Ambulances have arrived at the Thailand cave site where rescue teams have been making preparations to save 12 trapped boys and their soccer coach amid reports the rescue could be underway — or at least imminent.
Speaking over a loudspeaker, Thai authorities on Sunday ordered an evacuation of the area around the Tham Luang cave complex so that a “rescue operation” could take place.
“Assessing the situation now, it is necessary to evacuate the area for the rescue operation,” Mae Sai police commander Komsan Sa-ardluan said.
“Those unrelated to the rescue operation, please evacuate the area immediately.”
Speaking to ABC News, our correspondent Anne Barker said, “It’s very clear that if the rescue hasn’t begun already, that it will be imminent.”
The announcement from Thai authorities came early on Sunday as dark monsoon rainclouds loomed over the mountainous north of the country.
Media have also been blocked from entering the cave and moved about 500 metres away from the operations centre.
A heavy rain shower hit northern Thailand overnight, worsening conditions at the cave where rescuers were waging a “war with water and time”.
Concerns have been mounting that rain could potentially set back the progress made over the last week to drain the cave complex in the northern province of Chiang Rai.
Time running out on rescue
With oxygen levels dropping and rainstorms forecast, time is running out on a plan to teach the boys — some as young as 11 and not strong swimmers — to make a dive through narrow, waterlogged passageways that would challenge experienced cavers.
Earlier the leader of the rescue effort said the best window for a rescue could come in the next three or four days.
Narongsak Osottanakorn’s cautious message of hope came a day after the death of a Thai rescue diver, a grim turn in what began two weeks ago as an adventure to celebrate the birthday of one of the boys.
Up on the hill, where rescuers are seeking alternative routes down into the cave, another accident occurred on Saturday night: a vehicle skidded off a dirt track, seriously injuring the driver and a passenger and harming four other volunteers, authorities said.
Earlier, at the sprawling cave mouth below, lines of frogmen and soldiers with flashlights could be seen emerging from the darkness, as generators chugged and pumped water out from blue nylon pipes.
Dozens of Royal Thai Army soldiers rested on rocks outside the cave, with two of them saying they had been told by superiors that the rescue operation would likely begin Sunday or the day after.
Authorities tightened a security cordon, draping plastic sheets around the approach to the cave, further giving the sense that a rescue might be imminent.
Mr Narongsak, a former provincial governor, told reporters conditions were currently “perfect” and the next three to four days was “the best and most ideal time for the rescue operation.”
“The current situation, with the air and water levels and the boys’ health, is the best yet,” he added.
“We’re still at war with water and time.”
The discovery of the boys inside the cave by British divers on Monday “was just a small victory”, he said.
For the first time since they were found, the boys communicated by letter with their relatives — many camped outside the cave’s entrance.

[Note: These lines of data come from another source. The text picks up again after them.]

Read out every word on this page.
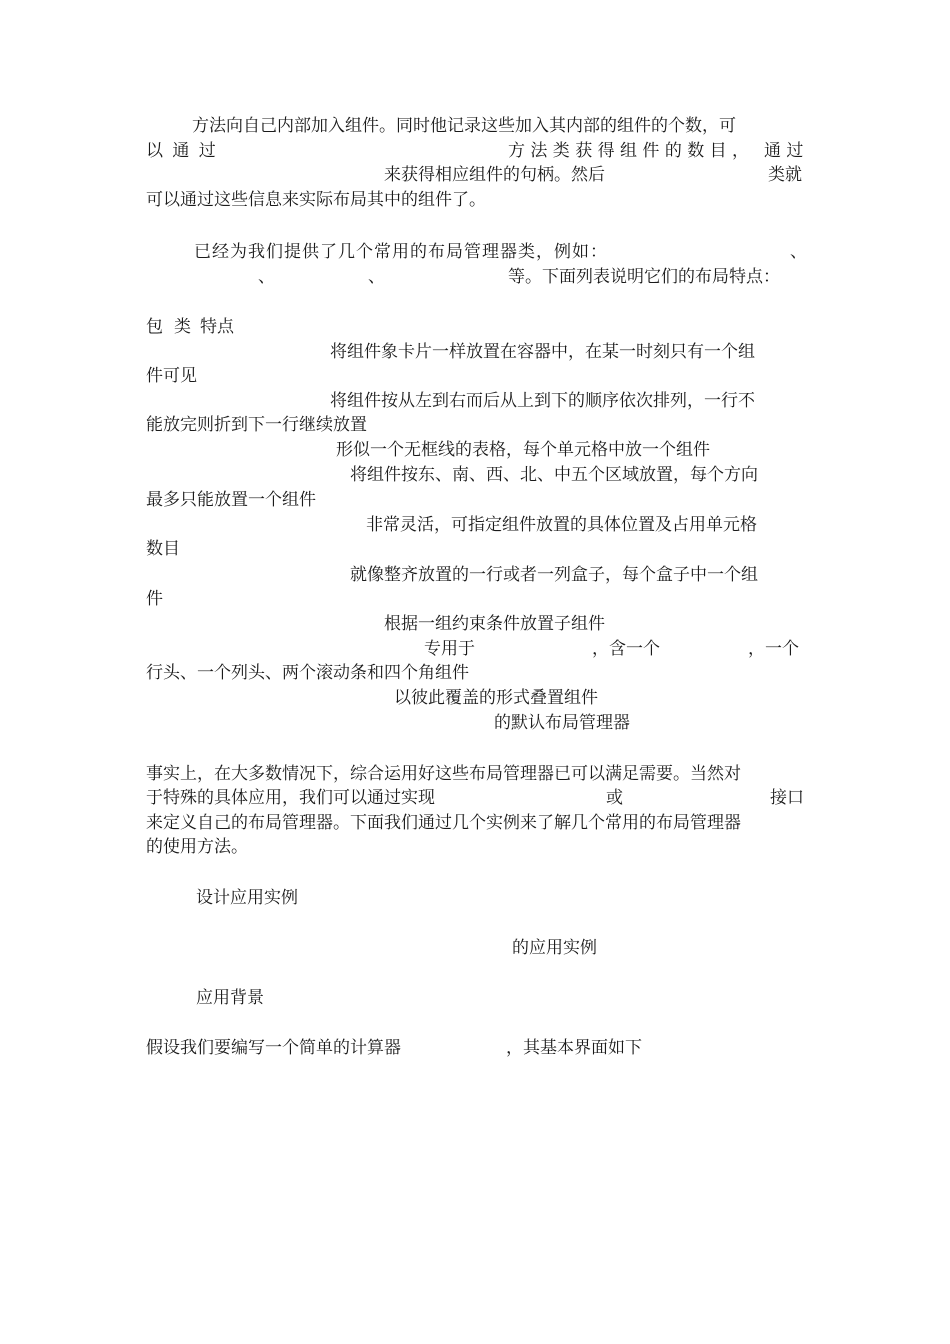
方法向自己内部加入组件。同时他记录这些加入其内部的组件的个数，可
以 通 过	方 法 类 获 得 组 件 的 数 目 ， 通 过
来获得相应组件的句柄。然后	类就
可以通过这些信息来实际布局其中的组件了。
已经为我们提供了几个常用的布局管理器类，例如：	、
、	、	等。下面列表说明它们的布局特点：
包 类 特点
将组件象卡片一样放置在容器中，在某一时刻只有一个组
件可见
将组件按从左到右而后从上到下的顺序依次排列，一行不
能放完则折到下一行继续放置
形似一个无框线的表格，每个单元格中放一个组件
将组件按东、南、西、北、中五个区域放置，每个方向
最多只能放置一个组件
非常灵活，可指定组件放置的具体位置及占用单元格
数目
就像整齐放置的一行或者一列盒子，每个盒子中一个组
件
根据一组约束条件放置子组件
专用于	，含一个	，一个
行头、一个列头、两个滚动条和四个角组件
以彼此覆盖的形式叠置组件
的默认布局管理器
事实上，在大多数情况下，综合运用好这些布局管理器已可以满足需要。当然对
于特殊的具体应用，我们可以通过实现	或	接口
来定义自己的布局管理器。下面我们通过几个实例来了解几个常用的布局管理器
的使用方法。
设计应用实例
的应用实例
应用背景
假设我们要编写一个简单的计算器	，其基本界面如下
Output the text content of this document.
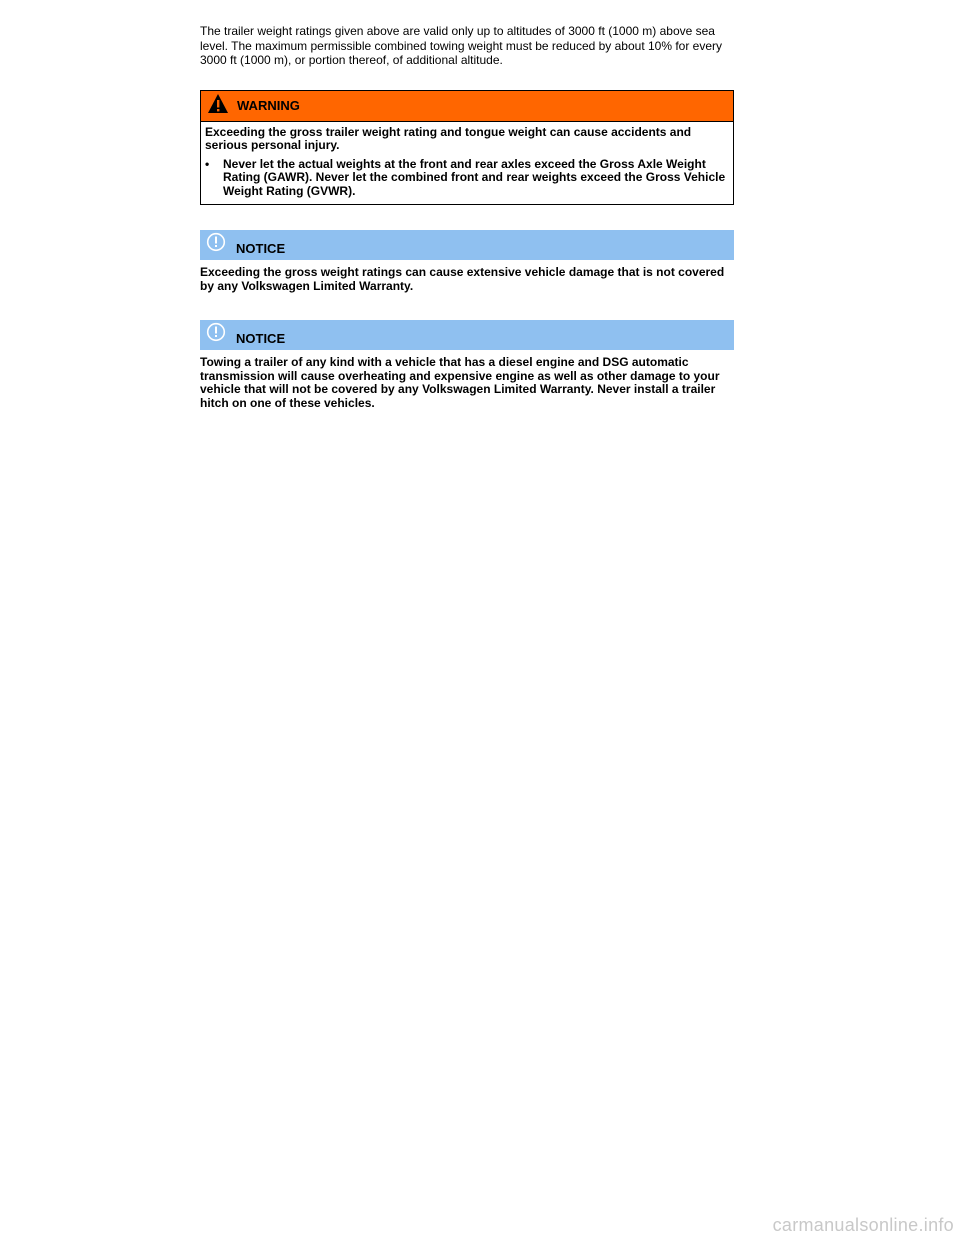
The trailer weight ratings given above are valid only up to altitudes of 3000 ft (1000 m) above sea level. The maximum permissible combined towing weight must be reduced by about 10% for every 3000 ft (1000 m), or portion thereof, of additional altitude.

WARNING

Exceeding the gross trailer weight rating and tongue weight can cause accidents and serious personal injury.

•	Never let the actual weights at the front and rear axles exceed the Gross Axle Weight Rating (GAWR). Never let the combined front and rear weights exceed the Gross Vehicle Weight Rating (GVWR).
NOTICE

Exceeding the gross weight ratings can cause extensive vehicle damage that is not covered by any Volkswagen Limited Warranty.

NOTICE

Towing a trailer of any kind with a vehicle that has a diesel engine and DSG automatic transmission will cause overheating and expensive engine as well as other damage to your vehicle that will not be covered by any Volkswagen Limited Warranty. Never install a trailer hitch on one of these vehicles.

carmanualsonline.info
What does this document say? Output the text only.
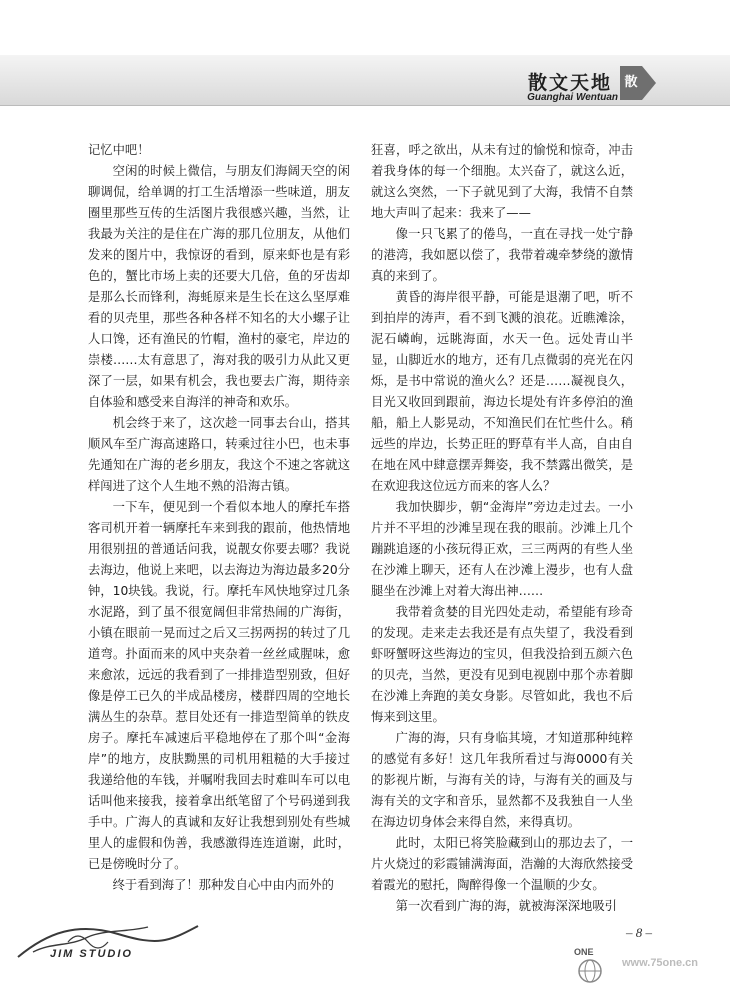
散文天地
Guanghai Wentuan
散

记忆中吧！

空闲的时候上微信，与朋友们海阔天空的闲聊调侃，给单调的打工生活增添一些味道，朋友圈里那些互传的生活图片我很感兴趣，当然，让我最为关注的是住在广海的那几位朋友，从他们发来的图片中，我惊讶的看到，原来虾也是有彩色的，蟹比市场上卖的还要大几倍，鱼的牙齿却是那么长而锋利，海蚝原来是生长在这么坚厚难看的贝壳里，那些各种各样不知名的大小螺子让人口馋，还有渔民的竹帽，渔村的豪宅，岸边的崇楼……太有意思了，海对我的吸引力从此又更深了一层，如果有机会，我也要去广海，期待亲自体验和感受来自海洋的神奇和欢乐。

机会终于来了，这次趁一同事去台山，搭其顺风车至广海高速路口，转乘过往小巴，也未事先通知在广海的老乡朋友，我这个不速之客就这样闯进了这个人生地不熟的沿海古镇。

一下车，便见到一个看似本地人的摩托车搭客司机开着一辆摩托车来到我的跟前，他热情地用很别扭的普通话问我，说靓女你要去哪？我说去海边，他说上来吧，以去海边为海边最多20分钟，10块钱。我说，行。摩托车风快地穿过几条水泥路，到了虽不很宽阔但非常热闹的广海街，小镇在眼前一晃而过之后又三拐两拐的转过了几道弯。扑面而来的风中夹杂着一丝丝咸腥味，愈来愈浓，远远的我看到了一排排造型别致，但好像是停工已久的半成品楼房，楼群四周的空地长满丛生的杂草。惹目处还有一排造型简单的铁皮房子。摩托车减速后平稳地停在了那个叫“金海岸”的地方，皮肤黝黑的司机用粗糙的大手接过我递给他的车钱，并嘱咐我回去时难叫车可以电话叫他来接我，接着拿出纸笔留了个号码递到我手中。广海人的真诚和友好让我想到别处有些城里人的虚假和伪善，我感激得连连道谢，此时，已是傍晚时分了。

终于看到海了！那种发自心中由内而外的

狂喜，呼之欲出，从未有过的愉悦和惊奇，冲击着我身体的每一个细胞。太兴奋了，就这么近，就这么突然，一下子就见到了大海，我情不自禁地大声叫了起来：我来了——

像一只飞累了的倦鸟，一直在寻找一处宁静的港湾，我如愿以偿了，我带着魂牵梦绕的激情真的来到了。

黄昏的海岸很平静，可能是退潮了吧，听不到拍岸的涛声，看不到飞溅的浪花。近瞧滩涂，泥石嶙峋，远眺海面，水天一色。远处青山半显，山脚近水的地方，还有几点微弱的亮光在闪烁，是书中常说的渔火么？还是……凝视良久，目光又收回到跟前，海边长堤处有许多停泊的渔船，船上人影晃动，不知渔民们在忙些什么。稍远些的岸边，长势正旺的野草有半人高，自由自在地在风中肆意摆弄舞姿，我不禁露出微笑，是在欢迎我这位远方而来的客人么？

我加快脚步，朝“金海岸”旁边走过去。一小片并不平坦的沙滩呈现在我的眼前。沙滩上几个蹦跳追逐的小孩玩得正欢，三三两两的有些人坐在沙滩上聊天，还有人在沙滩上漫步，也有人盘腿坐在沙滩上对着大海出神……

我带着贪婪的目光四处走动，希望能有珍奇的发现。走来走去我还是有点失望了，我没看到虾呀蟹呀这些海边的宝贝，但我没拾到五颜六色的贝壳，当然，更没有见到电视剧中那个赤着脚在沙滩上奔跑的美女身影。尽管如此，我也不后悔来到这里。

广海的海，只有身临其境，才知道那种纯粹的感觉有多好！这几年我所看过与海0000有关的影视片断，与海有关的诗，与海有关的画及与海有关的文字和音乐，显然都不及我独自一人坐在海边切身体会来得自然，来得真切。

此时，太阳已将笑脸藏到山的那边去了，一片火烧过的彩霞铺满海面，浩瀚的大海欣然接受着霞光的慰托，陶醉得像一个温顺的少女。

第一次看到广海的海，就被海深深地吸引

– 8 –
JIM STUDIO	ONE
www.75one.cn
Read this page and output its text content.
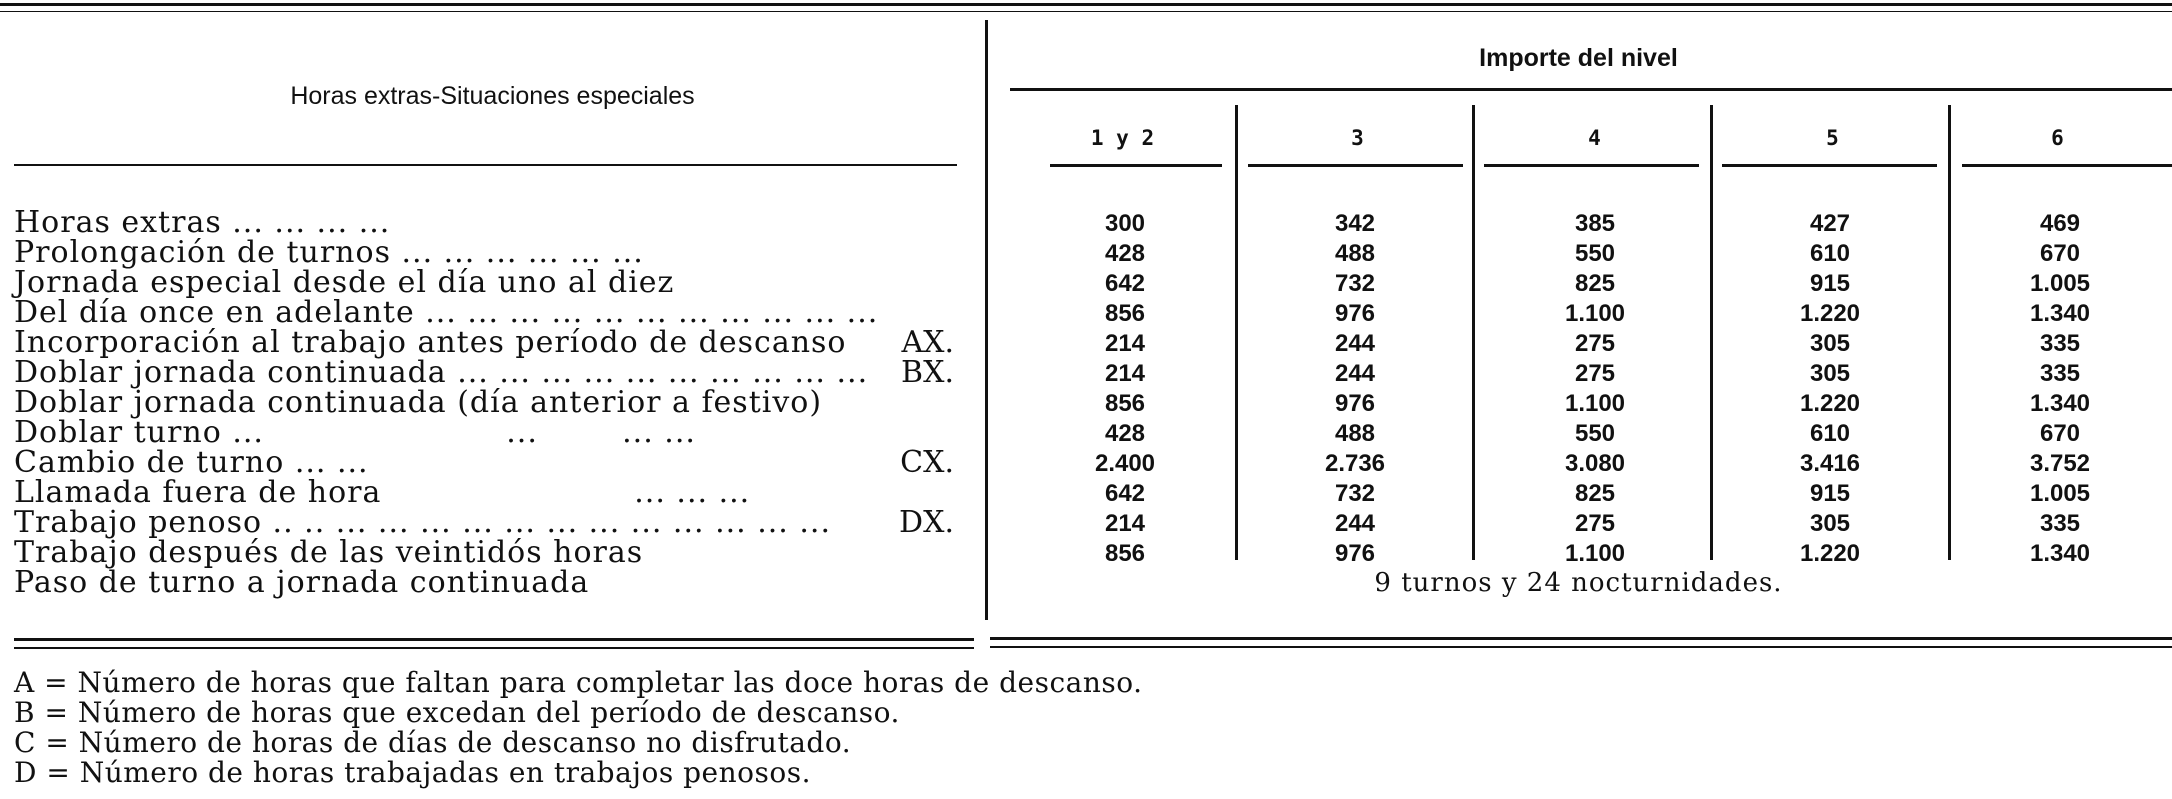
Horas extras-Situaciones especiales
Importe del nivel
1 y 2	3	4	5	6
Horas extras ... ... ... ...	300	342	385	427	469
Prolongación de turnos ... ... ... ... ... ...	428	488	550	610	670
Jornada especial desde el día uno al diez	642	732	825	915	1.005
Del día once en adelante ... ... ... ... ... ... ... ... ... ... ...	856	976	1.100	1.220	1.340
Incorporación al trabajo antes período de descanso AX.	214	244	275	305	335
Doblar jornada continuada ... ... ... ... ... ... ... ... ... ... BX.	214	244	275	305	335
Doblar jornada continuada (día anterior a festivo)	856	976	1.100	1.220	1.340
Doblar turno ...                       ...        ... ...	428	488	550	610	670
Cambio de turno ... ...	CX.	2.400	2.736	3.080	3.416	3.752
Llamada fuera de hora                        ... ... ...	642	732	825	915	1.005
Trabajo penoso .. .. ... ... ... ... ... ... ... ... ... ... ... ... DX.	214	244	275	305	335
Trabajo después de las veintidós horas	856	976	1.100	1.220	1.340
Paso de turno a jornada continuada	9 turnos y 24 nocturnidades.
A = Número de horas que faltan para completar las doce horas de descanso.
B = Número de horas que excedan del período de descanso.
C = Número de horas de días de descanso no disfrutado.
D = Número de horas trabajadas en trabajos penosos.
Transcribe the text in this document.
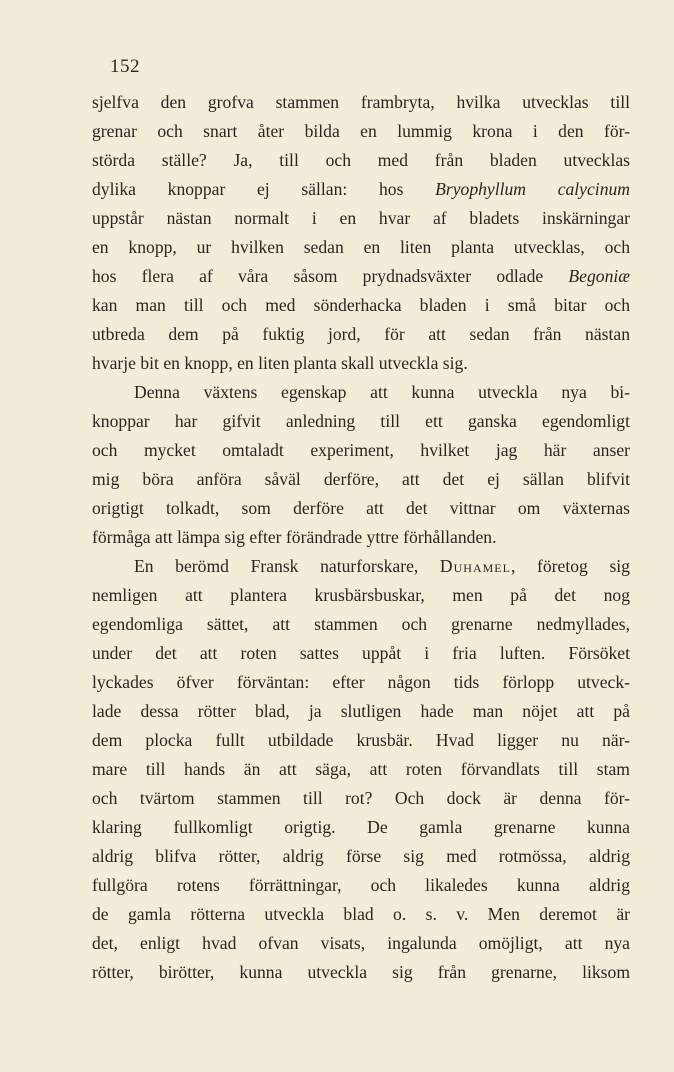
152
sjelfva den grofva stammen frambryta, hvilka utvecklas till
grenar och snart åter bilda en lummig krona i den för-
störda ställe? Ja, till och med från bladen utvecklas
dylika knoppar ej sällan: hos Bryophyllum calycinum
uppstår nästan normalt i en hvar af bladets inskärningar
en knopp, ur hvilken sedan en liten planta utvecklas, och
hos flera af våra såsom prydnadsväxter odlade Begoniæ
kan man till och med sönderhacka bladen i små bitar och
utbreda dem på fuktig jord, för att sedan från nästan
hvarje bit en knopp, en liten planta skall utveckla sig.
Denna växtens egenskap att kunna utveckla nya bi-
knoppar har gifvit anledning till ett ganska egendomligt
och mycket omtaladt experiment, hvilket jag här anser
mig böra anföra såväl derföre, att det ej sällan blifvit
origtigt tolkadt, som derföre att det vittnar om växternas
förmåga att lämpa sig efter förändrade yttre förhållanden.
En berömd Fransk naturforskare, Duhamel, företog sig
nemligen att plantera krusbärsbuskar, men på det nog
egendomliga sättet, att stammen och grenarne nedmyllades,
under det att roten sattes uppåt i fria luften. Försöket
lyckades öfver förväntan: efter någon tids förlopp utveck-
lade dessa rötter blad, ja slutligen hade man nöjet att på
dem plocka fullt utbildade krusbär. Hvad ligger nu när-
mare till hands än att säga, att roten förvandlats till stam
och tvärtom stammen till rot? Och dock är denna för-
klaring fullkomligt origtig. De gamla grenarne kunna
aldrig blifva rötter, aldrig förse sig med rotmössa, aldrig
fullgöra rotens förrättningar, och likaledes kunna aldrig
de gamla rötterna utveckla blad o. s. v. Men deremot är
det, enligt hvad ofvan visats, ingalunda omöjligt, att nya
rötter, birötter, kunna utveckla sig från grenarne, liksom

The boys wrote with both homesickness and humour.
The parents have also had short letters delivered to the boys by divers.
Many parents made it clear they are not angry at their sons for going into the cave. Nor do they blame the boys’ coach, Ekapol Chatarawong, 25, for putting their children in danger.
Billionaire entrepreneur Elon Musk tweeted on Saturday that an escape pod and inflatable tube he was developing might be used to help the rescue. He gave no details.
The Thai defence ministry said a team from a Musk firm with drilling and exploration knowhow should reach the cave on Sunday.
Several monks in orange robes sat at a small shrine with two golden deer statues near the cave mouth, chanting, as a middle-aged woman knelt and prayed before them.
An assistant said the ceremony was to “open up” the cave mouth to allow for an easy and safe return for the boys.
Thai rescue teams arrange a water pumping system at the cave’s entrance. (AP: Royal Thai Navy)
Diver ‘double positive’ about rescue mission
Ivan Katadzic, a Danish diving instructor who has been ferrying oxygen tanks into the cave, said after a dive on Friday he was “double positive” about the mission because the water level had dropped considerably.
Katadzic has not dived the final kilometre to where the boys are stranded on a muddy bank, the most dangerous part of the dive, during which rescuers have to hold their oxygen tanks in front of them to squeeze through submerged holes.
Alternative rescue plans include stocking the cave with supplies and an oxygen line to keep the boys alive for months until Thailand’s monsoon season ends, or drilling a shaft down from the forest above.
Mr Narongsak said the drills would have to pierce 600 metres of fragile limestone rock to reach the boys and rescuers were discussing drilling angles.
Besides looking for possible holes from above, the team on the hill above is trying to block holes and divert streams that channel water into the cave before the weather turns.
“Everything is a race against time,” said Kamolchai Kotcha, an official of the forest park where the cave complex is located.
His team would camp out on the hill to try and finish its work before the rain came, he said.